The Seattle Seahawks are headed to the Super Bowl. While I appreciate that my home team has had an extraordinary season, and while I appreciate the skill, hard work and dedication of the players, and while I’ll dutifully don my 2013 NFC Conference Champions t-shirt on “Blue Friday” and wear it to the game day festivities, I can’t honestly say I’m a member of the “12th Man.”
During the course of my life, I’ve learned that – as a matter of self-preservation – I’m better off hanging out a bit left of center, off the bandwagon, outside of the traditional norm. And in doing so, I’m privy to some very interesting perspectives and insights regarding the dynamics that drive certain systems. I can see what those who live within such systems may not.
One such perspective is the difference between a “tool” and a “trick” – especially as it relates to the subjects of personal growth, self-help and weight-loss. Based on countless hours of listening to conversations regarding these topics, I’ve come up with my preferred definitions of “tool” and “trick.” A “tool” is a device – an action, a process, a technique, etc. – to help you build something. A “trick” is a device – an action, a process, a technique, etc. – to help you deceive something or someone.
The personal growth and self-help world is really into tools. Every personal growth and self-help author out there has his or her own preferred tools for personal transformation. Examples of these tools would include techniques to improve communication – make eye contact, paraphrase key points and repeat them back to the person who said them, ask clarifying questions, etc. Another example would include tools used for anger management and conflict resolution – stop and count to ten, breathe, use “I” statements, etc. Another example would be tools to improve self-confidence – stand tall, celebrate successes, give compliments to others, etc. In all of these examples, the intention of the tool is to help you build and deepen something. And what is generally being built or deepened is a relationship – a relationship with another person, a relationship with self, a relationship with spirit, a relationship with life.

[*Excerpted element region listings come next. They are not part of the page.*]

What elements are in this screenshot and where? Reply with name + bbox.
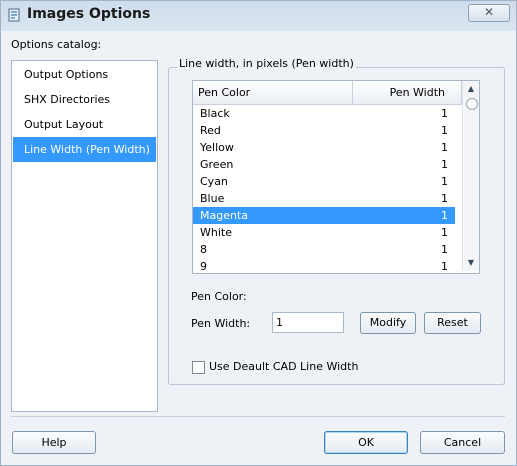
table-row[interactable]: 81: [193, 241, 455, 258]
pen-width-cell: 1: [441, 209, 448, 222]
pen-color-label: Pen Color:: [191, 290, 247, 303]
modify-button[interactable]: Modify: [360, 312, 416, 334]
pen-width-cell: 1: [441, 260, 448, 271]
table-row[interactable]: Cyan 1: [193, 173, 455, 190]
table-row[interactable]: 91: [193, 258, 455, 271]
pen-color-cell: Black: [200, 107, 230, 120]
table-row[interactable]: Blue 1: [193, 190, 455, 207]
default-line-width-label[interactable]: Use Deault CAD Line Width: [209, 360, 358, 373]
pen-width-input[interactable]: [272, 312, 344, 333]
pen-width-cell: 1: [441, 192, 448, 205]
default-line-width-checkbox[interactable]: [192, 361, 205, 374]
pen-width-cell: 1: [441, 175, 448, 188]
column-header-pen-width[interactable]: Pen Width: [353, 81, 462, 104]
vertical-scrollbar[interactable]: ▲ ▼: [462, 81, 479, 271]
pen-color-cell: White: [200, 226, 232, 239]
table-row-selected[interactable]: Magenta 1: [193, 207, 455, 224]
ok-button[interactable]: OK: [324, 431, 408, 454]
pen-width-label: Pen Width:: [191, 317, 251, 330]
pen-width-cell: 1: [441, 158, 448, 171]
reset-button[interactable]: Reset: [424, 312, 481, 334]
catalog-list: Output Options SHX Directories Output La…: [11, 60, 158, 412]
footer-divider: [11, 416, 505, 417]
pen-width-cell: 1: [441, 141, 448, 154]
help-button[interactable]: Help: [12, 431, 96, 454]
catalog-item-output-options[interactable]: Output Options: [13, 62, 156, 87]
pen-width-cell: 1: [441, 107, 448, 120]
pen-width-cell: 1: [441, 226, 448, 239]
table-row[interactable]: Black 1: [193, 105, 455, 122]
pen-color-cell: 9: [200, 260, 207, 271]
catalog-item-shx-directories[interactable]: SHX Directories: [13, 87, 156, 112]
close-button[interactable]: ✕: [468, 4, 510, 22]
cancel-button[interactable]: Cancel: [420, 431, 505, 454]
catalog-label: Options catalog:: [11, 38, 102, 51]
catalog-item-line-width[interactable]: Line Width (Pen Width): [13, 137, 156, 162]
pen-color-cell: Magenta: [200, 209, 249, 222]
table-row[interactable]: White 1: [193, 224, 455, 241]
pen-color-cell: 8: [200, 243, 207, 256]
group-title: Line width, in pixels (Pen width): [177, 57, 356, 70]
pen-color-cell: Green: [200, 158, 234, 171]
app-icon: [8, 8, 20, 22]
table-row[interactable]: Red 1: [193, 122, 455, 139]
grid-header: Pen Color Pen Width: [193, 81, 462, 105]
pen-width-cell: 1: [441, 243, 448, 256]
scroll-up-icon[interactable]: ▲: [463, 81, 479, 97]
images-options-window: Images Options ✕ Options catalog: Output…: [0, 0, 517, 466]
pen-color-cell: Red: [200, 124, 221, 137]
table-row[interactable]: Green 1: [193, 156, 455, 173]
scroll-thumb[interactable]: [466, 98, 478, 110]
catalog-item-output-layout[interactable]: Output Layout: [13, 112, 156, 137]
pen-color-cell: Cyan: [200, 175, 228, 188]
window-title: Images Options: [27, 6, 151, 22]
table-row[interactable]: Yellow 1: [193, 139, 455, 156]
pen-width-grid[interactable]: Pen Color Pen Width Black 1 Red 1 Yellow 1 …: [192, 80, 480, 274]
close-icon: ✕: [483, 5, 495, 19]
pen-width-cell: 1: [441, 124, 448, 137]
column-header-pen-color[interactable]: Pen Color: [193, 81, 353, 104]
scroll-down-icon[interactable]: ▼: [463, 255, 479, 271]
pen-color-cell: Blue: [200, 192, 225, 205]
title-bar[interactable]: Images Options ✕: [1, 1, 516, 31]
grid-rows: Black 1 Red 1 Yellow 1 Green 1 Cyan 1 Blue 1 M…: [193, 105, 462, 271]
pen-color-cell: Yellow: [200, 141, 234, 154]
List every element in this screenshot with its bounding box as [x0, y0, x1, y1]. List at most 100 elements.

What I find fascinating is that so many people who are so well versed and practiced in the tools personal growth end up relying on “tricks” when trying to transform their bodies. These tricks range from drinking a full glass of water anytime you feel hungry to visualizing yourself wearing that itty-bitty swimming suit on an exotic beach. And whether they are physically, mentally or emotionally based, the intention of these tricks is to override your body’s authentic impulses. “Tricks” erode your relationship with your body.
A more effective and powerful approach to physical transformation is to use the same tools that you find effective for personal transformation. Rather than “trick” your body to deny its impulses, work to improve your communication with it and to deepen your relationship with it. Use your tools of anger management and conflict resolution to express and release your emotions rather than taking them out on your body. Use tools for improving self-confidence to improve your body-confidence. Look for the good in yourself and in your body. Focus on what you can appreciate.
When you approach physical transformation from the same perspective as personal transformation, you’ll find that you already have the skills and tools you need to achieve your goals. And then, because your results come from authentic and congruent actions based on a deepening of your relationship with your body and its wisdom, your results are sustainable.